Una reciente investigación ha devuelto al debate público la controversia sobre los tratamientos de reasignación de género. ¿Alivian el sufrimiento de las personas trans o, en su lugar, añaden un riesgo para su salud mental?
La disforia de género requiere atención clínica y negarlo sería mentir. La Asociación Americana de Psicología la cita, de hecho, como un trastorno de la salud sexual que, en el pasado, llegó a tildar de desorden mental. Lo cierto es que cursa con sufrimiento.
El tratamiento de los menores con disforia incluye la transición social (cambio registral de nombre y género y acceso a actividades, espacios y expresiones acordes con su identidad sentida) y el uso de bloqueadores hormonales para que, con la pubertad, no adquieran las formas propias de la masculinidad o de la feminidad. Estos tratamientos no son inocuos y tienen efectos sobre la psicología del menor. Por eso, la sanidad inglesa solo los contempla para el alivio de situaciones de angustia clínicamente significativa al tiempo que advierte sobre el desproporcionado incremento de disforias en menores en su país (de 250 en 2011 y 2012 a más de 10.000 en 2021 y 2022); sobre el injustificado predominio de disforias de inicio repentino en niñas; sobre las presentaciones neurológicas complejas de disforia que aconsejan atención clínica y sobre la falta de consenso respecto de la eficacia de los tratamientos.
En Suecia, esta falta de consenso clínico ha motivado la prohibición de los tratamientos que se venían ofreciendo a menores desde hace medio siglo. Antes, ya se dejaron de practicar mastectomías a adolescentes, lo que parece prudente tras escuchar a quienes denuncian la irresponsable e irreversible destrucción de sus cuerpos por causas no atribuibles a una disforia probada, sino a complicaciones psiquiátricas cuyo diagnóstico les habría evitado decisiones que no tienen vuelta atrás.
La investigación apuntada mide el riesgo de suicidio, autolesión y trastornos de estrés postraumático en adultos sometidos a cirugías de género y se llevó a cabo con una amplia población de estudio repartida en tres cohortes: adultos sometidos a cirugía de género; grupo control de no operados y grupo control sin disforia pero con cirugía de ligadura de trompas o vasectomía. Se añadió también una cohorte de validación. Los resultados evidencian que la cohorte sometida a cirugías de género es doce veces más propensa al suicidio que el grupo control y cinco veces más que la de los sometidos a operaciones de esterilización.

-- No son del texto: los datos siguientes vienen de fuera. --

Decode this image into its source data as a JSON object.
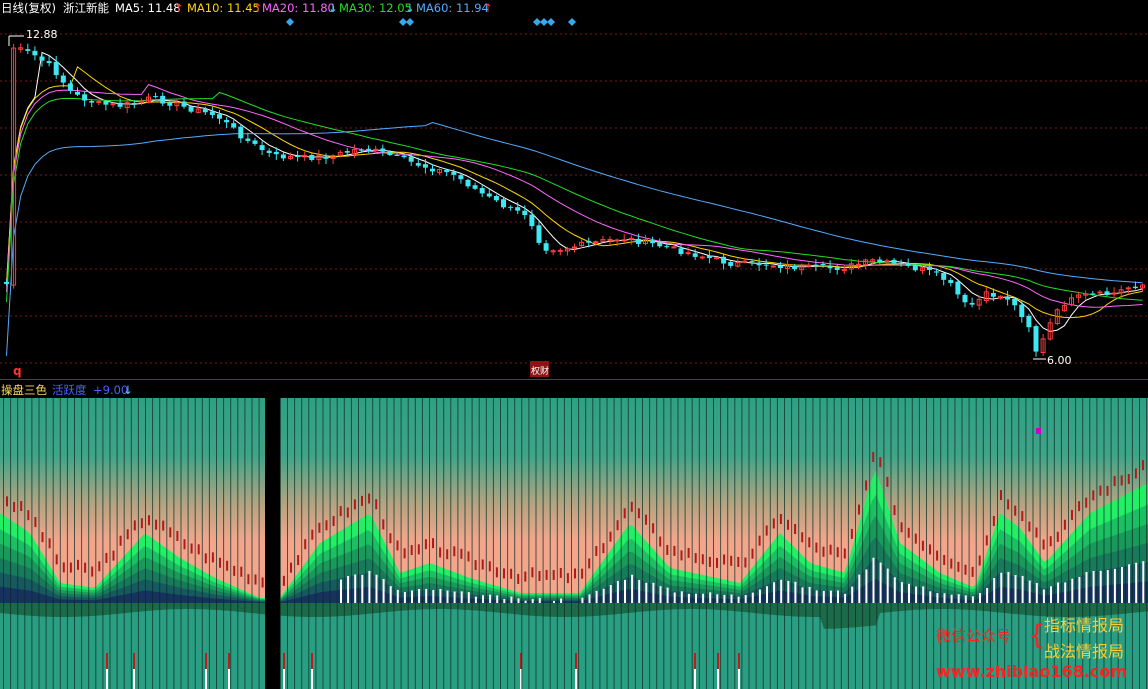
{
  "header": {
    "period_label": "日线(复权)",
    "stock_name": "浙江新能",
    "ma": [
      {
        "label": "MA5: 11.48",
        "arrow": "↑",
        "color": "#ffffff"
      },
      {
        "label": "MA10: 11.45",
        "arrow": "↑",
        "color": "#ffd700"
      },
      {
        "label": "MA20: 11.80",
        "arrow": "↓",
        "color": "#ff66ff"
      },
      {
        "label": "MA30: 12.05",
        "arrow": "↓",
        "color": "#22dd22"
      },
      {
        "label": "MA60: 11.94",
        "arrow": "↑",
        "color": "#55aaff"
      }
    ],
    "arrow_up_color": "#ff3333",
    "arrow_down_color": "#55ccff"
  },
  "main_chart": {
    "high_label": "12.88",
    "low_label": "6.00",
    "event_marker": "q",
    "event_badge": "权财",
    "colors": {
      "up": "#ff3c3c",
      "down": "#3fe7f2",
      "ma5": "#ffffff",
      "ma10": "#ffd700",
      "ma20": "#ff66ff",
      "ma30": "#22dd22",
      "ma60": "#55aaff",
      "grid": "#7a1a1a",
      "diamond": "#33aaee"
    }
  },
  "sub_chart": {
    "title": "操盘三色",
    "label2": "活跃度",
    "value_label": "+9.00",
    "value_arrow": "↓",
    "colors": {
      "teal": "#2a9e82",
      "salmon": "#f2a48a",
      "green_bright": "#22ee66",
      "green_mid": "#1aa057",
      "blue_dark": "#15335e",
      "dark_red": "#b01a1a",
      "magenta": "#cc00cc"
    }
  },
  "watermark": {
    "line1_left": "微信公众号",
    "line1_right": "指标情报局",
    "line2": "战法情报局",
    "url": "www.zhibiao168.com"
  }
}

Aunque el diseño de los emparejamientos de propensión avala la fiabilidad de los hallazgos de la investigación, lo justo es reconocer que estos muestran asociaciones pero no causalidad. No queda demostrado que el riesgo aumentado de suicidio obedezca a la cirugía. El estudio tampoco especifica si antes del tratamiento ya existía propensión al suicidio. De ser así, la cirugía no causaría el riesgo aumentado, aunque tampoco lo evitaría. Y es aquí donde radica el quid de la cuestión: en que con independencia de si la propensión al suicidio de las personas operadas obedece al estigma social, al propio sentimiento transidentitario, a la comorbilidad de la que generalmente se acompaña o a la frustración por las expectativas incumplidas y los efectos indeseados de la cirugía, es un hecho probado que la cirugía no lo evita. La cirugía de género es muy destructiva, incluyendo castraciones, vaginectomías, mastectomías, histerectomías completas o extirpación de trompas uterinas y ovarios, a las que siguen mamoplastias o faloplastias y escrotoplastias. Estas cirugías pueden complicarse con dolores persistentes, necrosis en el pezón, el pene o la vulva creados quirúrgicamente, fístula en las vías urinarias, incontinencia, problemas en el suelo pélvico y una pérdida del placer y del funcionamiento sexual que podría agravar los problemas previos de salud conductual. Aunque estas complicaciones son graves, vincularlas con el suicidio sería tendencioso. Pero sí podemos concluir que inducir a tratamientos quirúrgicos sin un diagnóstico previo incrementa culposamente los riesgos para la salud de las personas trans, particularmente cuando son menores o padecen comorbilidades psiquiátricas. Y en atención a su dignidad, debemos reclamar prudencia y denunciar la iniquidad de la ley trans española que, con un claro sesgo ideológico, fía la decisión sobre los tratamientos a la autodeterminación, genera expectativas no contrastadas y oculta la necesidad de los diagnósticos de certeza.